The discoveries earned Curie her doctoral degree, the first
to be awarded to a woman in Europe. Then, in 1903, she and
Pierre were awarded the Nobel Prize in physics, presented
to them jointly with Antoine Henri Bacquerel, who had discovered
the phenomenon of natural radioactivity.
Eve, the Curies' second daughter, was born in December of
1904. Upon returning to work Marie was appointed chief assistant
in Pierre’s lab. The following year, Pierre was killed
in a street accident in Paris, leaving his wife to continue
her work on radioactive elements alone. In 1906, she took
on her husband's professorship and was the first woman to
teach at the Sorbonne.
In 1910, Curie published a treatise on radioactivity. She
was awarded an unprecedented second Nobel Prize in 1911—in
chemistry—for the isolation of pure radium. In 1914,
she helped establish the Radium Institute in Paris and was
its first director. She continued to innovate, creating portable
x-ray machines in World War I and training radiologist nurses
to operate them on the battlefield. She and her daughter Irene
worked together during the war on improvements to x-radiography.
Curie's research eventually gave birth to the field of atomic
physics. She began lecturing around Europe and in the United
States, focusing on research into the chemistry of radioactive
substances and possible medical applications for them. In
1932, she oversaw the founding of the Radium Institute in
Warsaw, of which her sister, Bronia, became director.
On July 4, 1934, Curie died of leukemia at the age of 67,
and her illness is believed to be a direct result of her frequent
exposure to penetrating radiation.
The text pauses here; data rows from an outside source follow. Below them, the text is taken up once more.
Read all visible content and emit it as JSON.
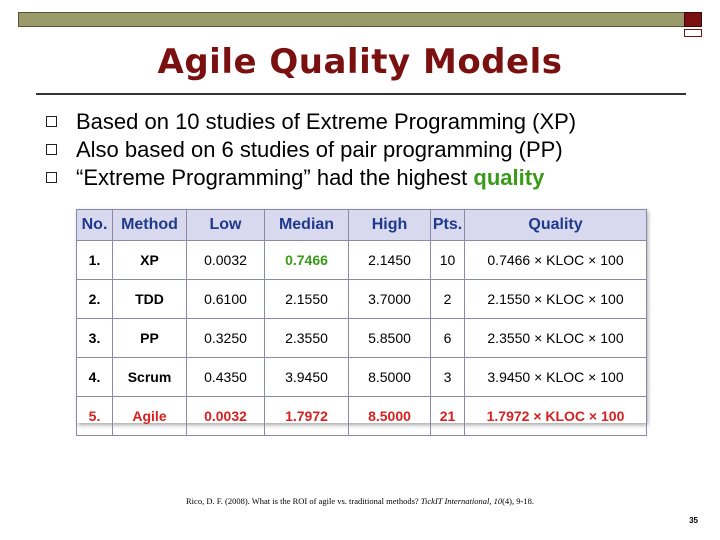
{
  "slide": {
    "title": "Agile Quality Models",
    "bullets": [
      {
        "text": "Based on 10 studies of Extreme Programming (XP)"
      },
      {
        "text": "Also based on 6 studies of pair programming (PP)"
      },
      {
        "text_prefix": "“Extreme Programming” had the highest ",
        "highlight": "quality"
      }
    ],
    "page_number": "35",
    "colors": {
      "title": "#7a1010",
      "highlight_green": "#3a9a1a",
      "agile_red": "#d82020",
      "header_text": "#1f3a8a",
      "header_bg": "#d8d8ee"
    }
  },
  "table": {
    "headers": [
      "No.",
      "Method",
      "Low",
      "Median",
      "High",
      "Pts.",
      "Quality"
    ],
    "rows": [
      [
        "1.",
        "XP",
        "0.0032",
        "0.7466",
        "2.1450",
        "10",
        "0.7466 × KLOC × 100"
      ],
      [
        "2.",
        "TDD",
        "0.6100",
        "2.1550",
        "3.7000",
        "2",
        "2.1550 × KLOC × 100"
      ],
      [
        "3.",
        "PP",
        "0.3250",
        "2.3550",
        "5.8500",
        "6",
        "2.3550 × KLOC × 100"
      ],
      [
        "4.",
        "Scrum",
        "0.4350",
        "3.9450",
        "8.5000",
        "3",
        "3.9450 × KLOC × 100"
      ],
      [
        "5.",
        "Agile",
        "0.0032",
        "1.7972",
        "8.5000",
        "21",
        "1.7972 × KLOC × 100"
      ]
    ]
  },
  "citation": {
    "prefix": "Rico, D. F. (2008). What is the ROI of agile vs. traditional methods? ",
    "journal": "TickIT International",
    "volume": "10",
    "suffix": "(4), 9-18."
  }
}
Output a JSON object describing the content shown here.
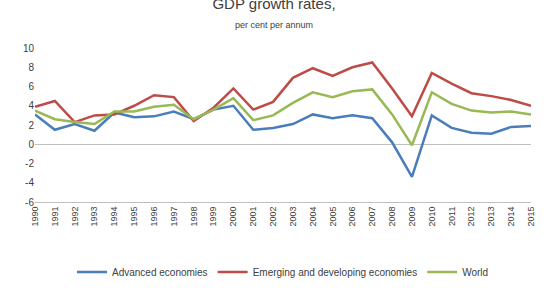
{
  "chart_data": {
    "type": "line",
    "title": "GDP growth rates,",
    "subtitle": "per cent per annum",
    "categories": [
      "1990",
      "1991",
      "1992",
      "1993",
      "1994",
      "1995",
      "1996",
      "1997",
      "1998",
      "1999",
      "2000",
      "2001",
      "2002",
      "2003",
      "2004",
      "2005",
      "2006",
      "2007",
      "2008",
      "2009",
      "2010",
      "2011",
      "2012",
      "2013",
      "2014",
      "2015"
    ],
    "series": [
      {
        "name": "Advanced economies",
        "color": "#4a7ebb",
        "values": [
          3.1,
          1.5,
          2.1,
          1.4,
          3.3,
          2.8,
          2.9,
          3.4,
          2.6,
          3.6,
          4.0,
          1.5,
          1.7,
          2.1,
          3.1,
          2.7,
          3.0,
          2.7,
          0.2,
          -3.4,
          3.0,
          1.7,
          1.2,
          1.1,
          1.8,
          1.9
        ]
      },
      {
        "name": "Emerging and developing economies",
        "color": "#be4b48",
        "values": [
          3.9,
          4.5,
          2.3,
          3.0,
          3.1,
          4.0,
          5.1,
          4.9,
          2.4,
          3.8,
          5.8,
          3.6,
          4.4,
          6.9,
          7.9,
          7.1,
          8.0,
          8.5,
          5.8,
          2.9,
          7.4,
          6.3,
          5.3,
          5.0,
          4.6,
          4.0
        ]
      },
      {
        "name": "World",
        "color": "#98b954",
        "values": [
          3.5,
          2.6,
          2.3,
          2.1,
          3.4,
          3.4,
          3.9,
          4.1,
          2.6,
          3.6,
          4.8,
          2.5,
          3.0,
          4.3,
          5.4,
          4.9,
          5.5,
          5.7,
          3.1,
          -0.1,
          5.4,
          4.2,
          3.5,
          3.3,
          3.4,
          3.1
        ]
      }
    ],
    "ylim": [
      -6,
      10
    ],
    "yticks": [
      -6,
      -4,
      -2,
      0,
      2,
      4,
      6,
      8,
      10
    ],
    "grid": false,
    "legend": "bottom"
  }
}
In fact, years after her
death, physicists were able to use photographic film to discover
fingerprints left in her lab books by radioactive deposits.
In 1995, the French Government honored her memory by transferring
her ashes and those of her husband to the Pantheon in Paris.
Curie's work paved the way for her daughter, Irene, and
husband Frederic Joliot's discovery of artificial radioactivity,
for which the pair won the Nobel Prize in chemistry in 1935.